The reporting from today’s oral arguments was predictably focused on Justice Kennedy. (Best Kennedy post – Brad’s Reading the Kennedy Tea Leaves) Justice Kennedy asked:
Is the government’s argument this–and maybe I won’t state it accurately. It is true that the noninsured young adult is, in fact, an actuarial reality insofar as our allocation of health services, insofar as the way health insurance companies figure risks. That person who is sitting at home in his or her living room doing nothing is an actuarial reality that can and must be measured for health service purposes; is that their argument? (p.56 of the Tuesday transcript)
If a healthy person doesn’t buy insurance, the average cost of the risk pool goes up.* This is unique to insurance markets.
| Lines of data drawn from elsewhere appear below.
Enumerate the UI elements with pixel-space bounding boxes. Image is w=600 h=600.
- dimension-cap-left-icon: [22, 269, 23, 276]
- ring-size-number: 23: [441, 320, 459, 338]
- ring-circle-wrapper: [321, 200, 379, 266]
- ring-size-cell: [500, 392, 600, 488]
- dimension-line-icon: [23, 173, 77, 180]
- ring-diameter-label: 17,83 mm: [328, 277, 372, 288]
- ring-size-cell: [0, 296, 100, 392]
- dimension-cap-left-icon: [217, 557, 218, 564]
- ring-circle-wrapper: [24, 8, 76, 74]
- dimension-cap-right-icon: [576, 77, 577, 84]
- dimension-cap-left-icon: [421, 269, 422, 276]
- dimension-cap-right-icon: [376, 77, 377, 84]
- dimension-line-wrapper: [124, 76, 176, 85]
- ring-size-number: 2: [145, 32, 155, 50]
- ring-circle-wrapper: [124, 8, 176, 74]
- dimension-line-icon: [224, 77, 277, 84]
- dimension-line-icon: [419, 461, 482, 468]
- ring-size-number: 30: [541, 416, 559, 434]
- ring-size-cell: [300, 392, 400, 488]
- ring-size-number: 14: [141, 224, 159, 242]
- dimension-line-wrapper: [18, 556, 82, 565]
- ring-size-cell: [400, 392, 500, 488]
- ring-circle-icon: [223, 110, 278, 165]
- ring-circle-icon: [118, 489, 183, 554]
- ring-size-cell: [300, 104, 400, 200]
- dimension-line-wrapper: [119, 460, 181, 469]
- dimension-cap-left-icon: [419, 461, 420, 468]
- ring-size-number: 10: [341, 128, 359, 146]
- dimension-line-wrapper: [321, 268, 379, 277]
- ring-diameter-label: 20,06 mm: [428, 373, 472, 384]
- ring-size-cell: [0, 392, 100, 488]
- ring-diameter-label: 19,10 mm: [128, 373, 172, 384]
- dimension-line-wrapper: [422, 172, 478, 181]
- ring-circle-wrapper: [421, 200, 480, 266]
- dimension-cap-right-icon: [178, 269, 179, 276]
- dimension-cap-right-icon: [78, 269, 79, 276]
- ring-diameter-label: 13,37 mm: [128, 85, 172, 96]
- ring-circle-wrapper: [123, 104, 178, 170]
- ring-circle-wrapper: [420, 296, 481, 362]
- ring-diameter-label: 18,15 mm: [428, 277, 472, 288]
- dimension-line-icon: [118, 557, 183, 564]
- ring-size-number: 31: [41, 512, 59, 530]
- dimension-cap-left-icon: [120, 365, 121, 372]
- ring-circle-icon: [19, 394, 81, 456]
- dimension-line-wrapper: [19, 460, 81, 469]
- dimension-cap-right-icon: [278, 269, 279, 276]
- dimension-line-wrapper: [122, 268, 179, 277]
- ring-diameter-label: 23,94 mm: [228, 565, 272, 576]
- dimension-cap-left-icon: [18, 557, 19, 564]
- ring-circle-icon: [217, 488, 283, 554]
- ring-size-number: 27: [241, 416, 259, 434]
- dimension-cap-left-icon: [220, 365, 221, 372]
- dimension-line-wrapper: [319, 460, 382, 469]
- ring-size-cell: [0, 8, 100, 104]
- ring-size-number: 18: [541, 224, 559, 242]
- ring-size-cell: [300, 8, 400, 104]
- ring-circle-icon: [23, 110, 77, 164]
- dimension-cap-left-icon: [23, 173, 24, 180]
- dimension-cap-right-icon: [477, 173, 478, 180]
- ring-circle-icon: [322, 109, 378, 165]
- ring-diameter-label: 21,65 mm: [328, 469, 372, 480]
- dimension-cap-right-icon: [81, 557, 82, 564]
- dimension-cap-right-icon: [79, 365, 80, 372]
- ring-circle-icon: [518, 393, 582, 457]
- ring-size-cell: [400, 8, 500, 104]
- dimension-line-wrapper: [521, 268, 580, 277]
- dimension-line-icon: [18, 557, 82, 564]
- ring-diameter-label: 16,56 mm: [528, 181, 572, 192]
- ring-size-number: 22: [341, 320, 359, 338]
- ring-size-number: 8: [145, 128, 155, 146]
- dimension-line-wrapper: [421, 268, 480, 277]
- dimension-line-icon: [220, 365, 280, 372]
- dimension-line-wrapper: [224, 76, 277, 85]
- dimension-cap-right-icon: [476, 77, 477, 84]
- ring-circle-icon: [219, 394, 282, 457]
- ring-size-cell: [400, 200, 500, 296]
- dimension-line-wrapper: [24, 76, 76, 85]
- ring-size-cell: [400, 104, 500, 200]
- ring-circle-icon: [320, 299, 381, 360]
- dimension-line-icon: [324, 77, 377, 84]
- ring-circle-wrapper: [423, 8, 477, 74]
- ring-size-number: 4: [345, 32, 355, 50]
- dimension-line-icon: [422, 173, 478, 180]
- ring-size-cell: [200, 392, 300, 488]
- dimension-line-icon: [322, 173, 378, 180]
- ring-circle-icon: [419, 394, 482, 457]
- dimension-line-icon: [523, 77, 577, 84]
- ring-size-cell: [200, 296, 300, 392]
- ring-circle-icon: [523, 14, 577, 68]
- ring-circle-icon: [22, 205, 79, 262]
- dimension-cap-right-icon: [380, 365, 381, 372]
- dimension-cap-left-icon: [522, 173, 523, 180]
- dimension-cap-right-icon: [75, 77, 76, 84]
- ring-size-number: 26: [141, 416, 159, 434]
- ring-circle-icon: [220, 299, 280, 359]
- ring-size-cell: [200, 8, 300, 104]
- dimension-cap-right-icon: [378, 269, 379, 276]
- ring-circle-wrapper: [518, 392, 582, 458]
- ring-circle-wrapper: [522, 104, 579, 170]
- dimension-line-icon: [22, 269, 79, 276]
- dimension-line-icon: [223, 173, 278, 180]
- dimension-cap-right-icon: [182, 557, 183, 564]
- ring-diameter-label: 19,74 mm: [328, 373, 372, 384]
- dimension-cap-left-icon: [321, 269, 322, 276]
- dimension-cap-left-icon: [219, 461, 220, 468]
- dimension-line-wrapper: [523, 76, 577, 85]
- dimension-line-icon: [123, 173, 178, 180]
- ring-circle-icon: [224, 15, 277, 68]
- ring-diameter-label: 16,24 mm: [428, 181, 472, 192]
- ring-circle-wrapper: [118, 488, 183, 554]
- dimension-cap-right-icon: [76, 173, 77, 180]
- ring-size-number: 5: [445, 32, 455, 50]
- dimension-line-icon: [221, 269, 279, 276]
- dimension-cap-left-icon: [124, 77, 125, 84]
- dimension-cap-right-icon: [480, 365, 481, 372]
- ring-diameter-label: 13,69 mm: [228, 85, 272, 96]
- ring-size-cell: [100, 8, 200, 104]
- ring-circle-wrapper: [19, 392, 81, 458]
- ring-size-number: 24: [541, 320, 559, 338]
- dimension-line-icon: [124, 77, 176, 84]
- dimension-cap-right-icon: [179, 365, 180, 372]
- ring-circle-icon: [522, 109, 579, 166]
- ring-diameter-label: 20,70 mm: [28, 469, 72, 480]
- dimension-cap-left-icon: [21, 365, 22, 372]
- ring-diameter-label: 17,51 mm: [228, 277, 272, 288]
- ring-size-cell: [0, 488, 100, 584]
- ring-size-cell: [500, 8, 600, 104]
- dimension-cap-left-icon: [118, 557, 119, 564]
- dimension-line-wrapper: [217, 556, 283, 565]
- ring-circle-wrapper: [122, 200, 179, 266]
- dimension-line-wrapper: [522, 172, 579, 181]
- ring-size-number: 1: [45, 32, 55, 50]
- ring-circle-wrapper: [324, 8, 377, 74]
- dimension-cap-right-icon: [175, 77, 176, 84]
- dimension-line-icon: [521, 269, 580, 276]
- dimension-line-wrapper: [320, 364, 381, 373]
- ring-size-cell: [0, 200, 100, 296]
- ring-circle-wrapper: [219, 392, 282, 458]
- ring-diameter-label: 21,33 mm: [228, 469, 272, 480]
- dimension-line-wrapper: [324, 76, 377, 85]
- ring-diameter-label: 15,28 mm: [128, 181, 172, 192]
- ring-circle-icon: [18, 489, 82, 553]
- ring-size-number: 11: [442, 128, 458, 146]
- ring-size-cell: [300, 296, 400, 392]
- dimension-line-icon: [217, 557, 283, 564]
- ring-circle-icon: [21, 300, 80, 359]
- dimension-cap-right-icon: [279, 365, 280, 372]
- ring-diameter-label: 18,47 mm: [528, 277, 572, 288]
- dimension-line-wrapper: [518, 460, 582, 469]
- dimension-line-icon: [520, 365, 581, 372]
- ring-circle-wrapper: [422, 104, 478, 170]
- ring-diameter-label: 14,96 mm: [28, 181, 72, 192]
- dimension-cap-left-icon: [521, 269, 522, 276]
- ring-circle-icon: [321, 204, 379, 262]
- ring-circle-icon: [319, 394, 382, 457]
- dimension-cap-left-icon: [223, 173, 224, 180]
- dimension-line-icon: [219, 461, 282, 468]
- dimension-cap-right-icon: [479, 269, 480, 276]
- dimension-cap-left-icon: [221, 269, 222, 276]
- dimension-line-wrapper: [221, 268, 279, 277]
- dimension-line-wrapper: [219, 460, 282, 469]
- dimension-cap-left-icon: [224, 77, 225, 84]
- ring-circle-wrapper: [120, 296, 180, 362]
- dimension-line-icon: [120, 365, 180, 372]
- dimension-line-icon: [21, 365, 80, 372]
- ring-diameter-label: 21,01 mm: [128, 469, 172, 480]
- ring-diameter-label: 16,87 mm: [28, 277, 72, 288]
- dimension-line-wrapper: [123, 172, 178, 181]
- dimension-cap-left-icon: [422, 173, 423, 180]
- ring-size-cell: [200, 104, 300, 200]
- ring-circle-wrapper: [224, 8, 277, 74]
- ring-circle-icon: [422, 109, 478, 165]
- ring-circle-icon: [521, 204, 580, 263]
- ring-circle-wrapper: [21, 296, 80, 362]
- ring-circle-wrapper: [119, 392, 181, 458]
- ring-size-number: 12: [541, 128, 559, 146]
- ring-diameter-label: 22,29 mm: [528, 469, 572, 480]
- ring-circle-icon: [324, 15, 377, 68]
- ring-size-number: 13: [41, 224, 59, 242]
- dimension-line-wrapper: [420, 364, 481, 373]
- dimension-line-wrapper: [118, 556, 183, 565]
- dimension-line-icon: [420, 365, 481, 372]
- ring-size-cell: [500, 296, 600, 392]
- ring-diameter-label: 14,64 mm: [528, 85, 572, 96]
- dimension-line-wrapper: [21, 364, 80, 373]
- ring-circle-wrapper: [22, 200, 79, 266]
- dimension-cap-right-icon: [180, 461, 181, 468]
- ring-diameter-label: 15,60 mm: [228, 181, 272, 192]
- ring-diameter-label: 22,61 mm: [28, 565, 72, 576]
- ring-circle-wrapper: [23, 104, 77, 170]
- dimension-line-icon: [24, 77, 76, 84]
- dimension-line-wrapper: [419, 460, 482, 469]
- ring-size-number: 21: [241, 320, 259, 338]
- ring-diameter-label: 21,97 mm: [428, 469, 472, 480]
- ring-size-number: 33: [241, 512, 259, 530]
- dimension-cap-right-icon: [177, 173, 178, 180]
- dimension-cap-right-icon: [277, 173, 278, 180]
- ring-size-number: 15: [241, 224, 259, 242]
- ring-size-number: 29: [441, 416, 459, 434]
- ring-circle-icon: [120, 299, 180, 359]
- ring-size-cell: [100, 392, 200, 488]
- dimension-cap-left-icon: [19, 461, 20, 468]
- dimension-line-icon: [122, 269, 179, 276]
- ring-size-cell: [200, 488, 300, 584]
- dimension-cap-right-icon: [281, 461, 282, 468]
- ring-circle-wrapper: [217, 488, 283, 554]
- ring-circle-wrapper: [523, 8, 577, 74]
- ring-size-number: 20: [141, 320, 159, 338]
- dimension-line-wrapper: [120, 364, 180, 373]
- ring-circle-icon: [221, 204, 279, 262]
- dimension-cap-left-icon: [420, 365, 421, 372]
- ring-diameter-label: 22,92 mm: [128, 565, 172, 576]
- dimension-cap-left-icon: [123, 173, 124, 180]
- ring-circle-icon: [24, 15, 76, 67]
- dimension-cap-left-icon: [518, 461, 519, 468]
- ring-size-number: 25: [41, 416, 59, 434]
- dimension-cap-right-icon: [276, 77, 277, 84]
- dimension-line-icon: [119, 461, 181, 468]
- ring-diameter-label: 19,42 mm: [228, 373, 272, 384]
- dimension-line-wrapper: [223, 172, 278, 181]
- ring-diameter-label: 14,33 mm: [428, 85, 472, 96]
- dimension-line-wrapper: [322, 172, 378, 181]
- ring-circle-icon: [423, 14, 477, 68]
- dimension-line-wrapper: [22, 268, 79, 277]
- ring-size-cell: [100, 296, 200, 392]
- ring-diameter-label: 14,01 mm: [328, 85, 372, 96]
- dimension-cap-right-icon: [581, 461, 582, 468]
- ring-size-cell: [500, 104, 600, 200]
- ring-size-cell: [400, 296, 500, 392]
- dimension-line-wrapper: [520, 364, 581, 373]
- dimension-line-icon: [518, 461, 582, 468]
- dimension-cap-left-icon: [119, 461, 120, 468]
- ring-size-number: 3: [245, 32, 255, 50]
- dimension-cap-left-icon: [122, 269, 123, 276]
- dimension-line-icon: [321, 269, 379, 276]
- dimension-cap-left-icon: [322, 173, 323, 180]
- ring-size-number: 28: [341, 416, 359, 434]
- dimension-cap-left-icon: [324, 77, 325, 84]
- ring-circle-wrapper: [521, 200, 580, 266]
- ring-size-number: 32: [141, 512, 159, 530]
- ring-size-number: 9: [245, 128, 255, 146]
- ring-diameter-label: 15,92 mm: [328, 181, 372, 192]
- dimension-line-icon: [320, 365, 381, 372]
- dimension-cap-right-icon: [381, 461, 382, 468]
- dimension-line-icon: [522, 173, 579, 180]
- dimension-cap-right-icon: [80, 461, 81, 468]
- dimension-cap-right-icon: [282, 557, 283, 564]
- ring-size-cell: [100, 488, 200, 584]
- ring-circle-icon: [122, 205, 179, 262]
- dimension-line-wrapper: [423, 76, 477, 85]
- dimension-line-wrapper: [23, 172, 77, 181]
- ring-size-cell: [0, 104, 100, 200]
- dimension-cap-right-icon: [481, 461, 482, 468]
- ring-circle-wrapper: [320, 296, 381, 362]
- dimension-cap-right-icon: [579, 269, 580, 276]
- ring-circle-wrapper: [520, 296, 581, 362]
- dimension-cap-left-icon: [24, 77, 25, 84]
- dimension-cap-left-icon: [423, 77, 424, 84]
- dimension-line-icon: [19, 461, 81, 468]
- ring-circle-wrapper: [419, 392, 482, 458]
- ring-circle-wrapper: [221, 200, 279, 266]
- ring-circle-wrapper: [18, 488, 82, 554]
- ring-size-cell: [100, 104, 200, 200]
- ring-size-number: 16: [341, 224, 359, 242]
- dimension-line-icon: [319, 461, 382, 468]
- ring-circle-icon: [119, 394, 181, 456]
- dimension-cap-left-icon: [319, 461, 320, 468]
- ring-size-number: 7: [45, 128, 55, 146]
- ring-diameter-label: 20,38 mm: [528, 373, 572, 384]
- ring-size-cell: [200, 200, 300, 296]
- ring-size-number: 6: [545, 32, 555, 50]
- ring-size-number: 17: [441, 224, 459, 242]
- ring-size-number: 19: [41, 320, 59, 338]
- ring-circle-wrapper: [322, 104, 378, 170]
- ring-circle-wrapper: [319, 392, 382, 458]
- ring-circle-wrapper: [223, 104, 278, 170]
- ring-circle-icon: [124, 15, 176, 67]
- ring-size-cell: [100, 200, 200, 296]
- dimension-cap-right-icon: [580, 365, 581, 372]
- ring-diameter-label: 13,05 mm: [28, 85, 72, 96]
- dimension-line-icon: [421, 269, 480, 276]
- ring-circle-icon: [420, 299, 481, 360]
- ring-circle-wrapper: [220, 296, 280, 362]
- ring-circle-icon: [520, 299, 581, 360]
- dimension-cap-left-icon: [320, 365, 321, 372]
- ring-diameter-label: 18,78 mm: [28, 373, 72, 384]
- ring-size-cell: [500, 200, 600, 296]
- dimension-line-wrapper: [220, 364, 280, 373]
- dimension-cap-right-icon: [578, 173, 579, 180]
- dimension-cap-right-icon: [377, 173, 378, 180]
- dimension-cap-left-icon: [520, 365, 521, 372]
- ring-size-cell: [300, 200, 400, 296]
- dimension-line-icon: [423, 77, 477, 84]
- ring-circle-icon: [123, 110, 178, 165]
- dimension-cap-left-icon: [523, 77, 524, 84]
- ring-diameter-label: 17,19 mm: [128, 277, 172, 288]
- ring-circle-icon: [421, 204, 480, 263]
If a healthy person doesn’t buy broccoli, the average price goes down.
The Prescription Policy Choices brief from our BU health law class makes two important supporting arguments:
- The individual mandate closes a national marketplace, namely the market for self-insurance in health care. Congress clearly has the power to block markets (think: foreign prescription drugs, unpasteurized milk).
- This decision is rational, since the individual market for self-insurance is inefficient due to behavioral biases such as optimism bias and hyperbolic discounting.
This brief is a must-read for Justice Kennedy and his clerks. Professor Abigail Moncrieff of BU is the primary author; I’m the counsel of record.
@koutterson
* This is quite distinct from the free rider argument when uninsured people seek uncompensated care (see the Health Care For All brief); the health insurance impact is automatic and actuarial, whether or not the uninsured person ever seeks care.